Q: Do you think you can experience the true joy of Yoga while working in the stressful corporate environment?

A: This follows nicely from the last question. You’re right. The office environment is often a stressful one. Deadlines, goals, expectations and multiple people to please. When left unchecked, stress easily becomes our default ‘norm’ and this is what leads to health problems, insomnia and a general absence of zest for life. It affects everything.We receive alerts to remind us it’s time to defragment our computer or create space on the hard drive but we don’t have the same warnings about our own operating capacity.

Yoga can be the welcome tool that allows us to reset and find that much needed space and clarity. In my case, the 1 hour I spent each week in the yoga studio was the only time I really felt like me. Not an employee, a boss, a friend, a girlfriend or a colleague. That drew me deeper and I wanted to dwell there for more than 60 minutes per week. After a beautiful yoga retreat by the seaside in Cornwall, England, I returned to London certain that I would never be truly ‘me’ as long as I stayed in a job that didn’t inspire me and made very little use of my talents so I quit.

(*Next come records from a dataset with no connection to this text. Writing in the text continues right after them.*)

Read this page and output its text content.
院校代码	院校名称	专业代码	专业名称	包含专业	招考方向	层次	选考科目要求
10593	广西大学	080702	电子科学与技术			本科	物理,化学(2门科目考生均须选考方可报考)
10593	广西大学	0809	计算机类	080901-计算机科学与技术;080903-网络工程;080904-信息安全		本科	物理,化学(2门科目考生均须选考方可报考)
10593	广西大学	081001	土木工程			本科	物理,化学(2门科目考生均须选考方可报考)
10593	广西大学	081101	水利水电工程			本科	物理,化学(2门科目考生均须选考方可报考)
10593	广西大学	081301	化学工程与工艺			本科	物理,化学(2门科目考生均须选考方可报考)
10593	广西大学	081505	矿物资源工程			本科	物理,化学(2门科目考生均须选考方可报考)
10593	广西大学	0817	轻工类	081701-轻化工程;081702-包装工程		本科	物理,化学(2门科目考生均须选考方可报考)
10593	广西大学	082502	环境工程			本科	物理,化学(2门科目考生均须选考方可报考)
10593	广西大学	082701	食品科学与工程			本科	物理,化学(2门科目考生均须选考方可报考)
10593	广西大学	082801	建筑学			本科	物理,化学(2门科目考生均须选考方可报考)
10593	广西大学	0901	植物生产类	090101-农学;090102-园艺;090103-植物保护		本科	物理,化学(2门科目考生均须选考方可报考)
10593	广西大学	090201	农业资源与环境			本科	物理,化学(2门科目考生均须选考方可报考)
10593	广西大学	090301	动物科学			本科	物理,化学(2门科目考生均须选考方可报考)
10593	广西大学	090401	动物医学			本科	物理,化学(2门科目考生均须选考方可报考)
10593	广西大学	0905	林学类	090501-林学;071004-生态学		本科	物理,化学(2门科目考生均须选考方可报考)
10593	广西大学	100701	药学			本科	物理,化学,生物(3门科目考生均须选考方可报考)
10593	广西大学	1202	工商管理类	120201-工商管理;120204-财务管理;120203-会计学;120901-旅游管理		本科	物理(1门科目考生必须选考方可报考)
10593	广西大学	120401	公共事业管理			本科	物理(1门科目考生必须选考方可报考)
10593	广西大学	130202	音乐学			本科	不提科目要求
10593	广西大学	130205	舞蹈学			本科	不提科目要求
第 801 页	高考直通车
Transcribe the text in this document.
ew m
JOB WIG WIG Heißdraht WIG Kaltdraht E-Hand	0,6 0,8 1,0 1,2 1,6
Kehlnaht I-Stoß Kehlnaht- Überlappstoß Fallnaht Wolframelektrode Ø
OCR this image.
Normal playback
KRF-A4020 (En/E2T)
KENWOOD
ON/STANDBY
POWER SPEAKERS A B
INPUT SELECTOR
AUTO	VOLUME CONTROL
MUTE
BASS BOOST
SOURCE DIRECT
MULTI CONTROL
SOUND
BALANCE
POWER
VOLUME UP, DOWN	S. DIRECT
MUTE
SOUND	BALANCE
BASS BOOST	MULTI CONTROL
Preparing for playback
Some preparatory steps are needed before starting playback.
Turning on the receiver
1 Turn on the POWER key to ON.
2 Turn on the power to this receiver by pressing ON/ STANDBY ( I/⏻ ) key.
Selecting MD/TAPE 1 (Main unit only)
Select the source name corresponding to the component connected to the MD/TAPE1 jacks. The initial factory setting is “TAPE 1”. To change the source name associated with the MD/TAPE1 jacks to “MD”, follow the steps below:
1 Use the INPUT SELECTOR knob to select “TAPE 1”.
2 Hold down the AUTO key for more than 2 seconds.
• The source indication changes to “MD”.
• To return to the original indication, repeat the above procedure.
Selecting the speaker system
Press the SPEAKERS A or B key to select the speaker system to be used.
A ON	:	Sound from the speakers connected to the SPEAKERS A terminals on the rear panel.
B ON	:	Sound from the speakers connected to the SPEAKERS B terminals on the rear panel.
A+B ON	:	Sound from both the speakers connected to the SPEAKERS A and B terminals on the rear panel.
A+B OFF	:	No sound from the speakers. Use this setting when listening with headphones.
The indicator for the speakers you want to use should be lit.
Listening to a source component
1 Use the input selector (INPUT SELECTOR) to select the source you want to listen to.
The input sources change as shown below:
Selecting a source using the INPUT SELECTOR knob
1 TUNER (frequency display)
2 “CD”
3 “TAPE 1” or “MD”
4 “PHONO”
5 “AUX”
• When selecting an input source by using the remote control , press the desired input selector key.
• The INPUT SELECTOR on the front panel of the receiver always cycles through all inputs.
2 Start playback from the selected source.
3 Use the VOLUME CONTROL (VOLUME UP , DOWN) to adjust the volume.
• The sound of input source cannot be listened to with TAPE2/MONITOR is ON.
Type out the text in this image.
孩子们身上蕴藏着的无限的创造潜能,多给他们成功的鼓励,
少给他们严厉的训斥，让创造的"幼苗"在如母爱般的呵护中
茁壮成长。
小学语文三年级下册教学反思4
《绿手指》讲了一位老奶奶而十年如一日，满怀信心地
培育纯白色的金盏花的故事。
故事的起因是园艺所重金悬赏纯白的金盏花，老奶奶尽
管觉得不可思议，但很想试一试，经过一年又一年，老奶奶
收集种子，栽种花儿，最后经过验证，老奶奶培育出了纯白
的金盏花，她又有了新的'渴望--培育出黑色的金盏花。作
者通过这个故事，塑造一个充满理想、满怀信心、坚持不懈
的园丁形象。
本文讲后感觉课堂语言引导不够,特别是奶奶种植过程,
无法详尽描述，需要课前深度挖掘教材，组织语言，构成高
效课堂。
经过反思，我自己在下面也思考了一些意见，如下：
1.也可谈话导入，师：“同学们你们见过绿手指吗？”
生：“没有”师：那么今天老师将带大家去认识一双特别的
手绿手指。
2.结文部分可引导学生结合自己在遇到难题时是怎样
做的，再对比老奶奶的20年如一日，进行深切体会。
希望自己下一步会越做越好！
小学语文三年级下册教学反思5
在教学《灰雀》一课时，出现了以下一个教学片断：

Yoga won’t be everyone’s path but it helps to quiet the external chatter to be able to hear what is really calling to us. So, to answer the question – YES, absolutely, and following that joy could lead down some very inspiring paths.

 

Q: What lessons from Yoga influenced your corporate life and people interactions in general?

A: I learn new lessons every day. For example, that there is rarely just one ‘right’ way to approach something and if what we’re doing isn’t working, we needn’t give up on the goal, we can just get curious about finding another way. For example, when we practice balancing postures, we might find ourselves tensing a lot of muscles that are unnecessary, really trying to ‘will’ ourselves to balance with brute force. You see this a lot in the face muscles. This causes tension and keeps the attention on one end – don’t fall over! When we remember to breathe and rest attention on the stability of the core, we stretch further and find a natural, easy equilibrium. This is powerful and carries from the yoga mat into all interactions.

My career also highlighted just how different knowledge and wisdom are. To demonstrate, look at AdhoMukhaVrksasana (handstand). We might read about the ideal posture, watch videos and even attend seminars for years but until we get into the pose and our body feels that alignment and strength from the inside, we never really ‘know’ the posture.

This has implications for the way companies traditionally train employees. Moving it from the classroom into a more experiential environment, like through yoga, can have a profound impact on cultivating wisdom, resilience and employee engagement. This is where I focus now, bringing together my experience as a People Manager with my unending enthusiasm for the power of yoga!

 

Q: What message would you give our readers who wish to balance their work-spiritual relationship?

A: The first step is finding how our work life is already supporting our spiritual life. It could be that it gives us finances to fund the pursuits that inspire us or that we are gifted with opportunities at work that offer the spiritual lessons like compassion, authenticity or purpose. When we can be grateful for everything our work offers us we can redirect the energy of fighting against what is to building what we truly desire in every area of life.

Work, health, family, social network and spirituality. When we focus exclusively on one area for too long, life has a way of intervening to show us where we need to guide our attention. Too much striving at work, for example, may invite ill health to direct us back to our physical needs. Overemphasising spiritual pursuits to the detriment of vocation may bring financial pressures to balance that too. In reality there isn’t a ‘work life’ and a ‘spiritual life’ – we are whole beings and we thrive when we are able to nurture all aspects of who we are.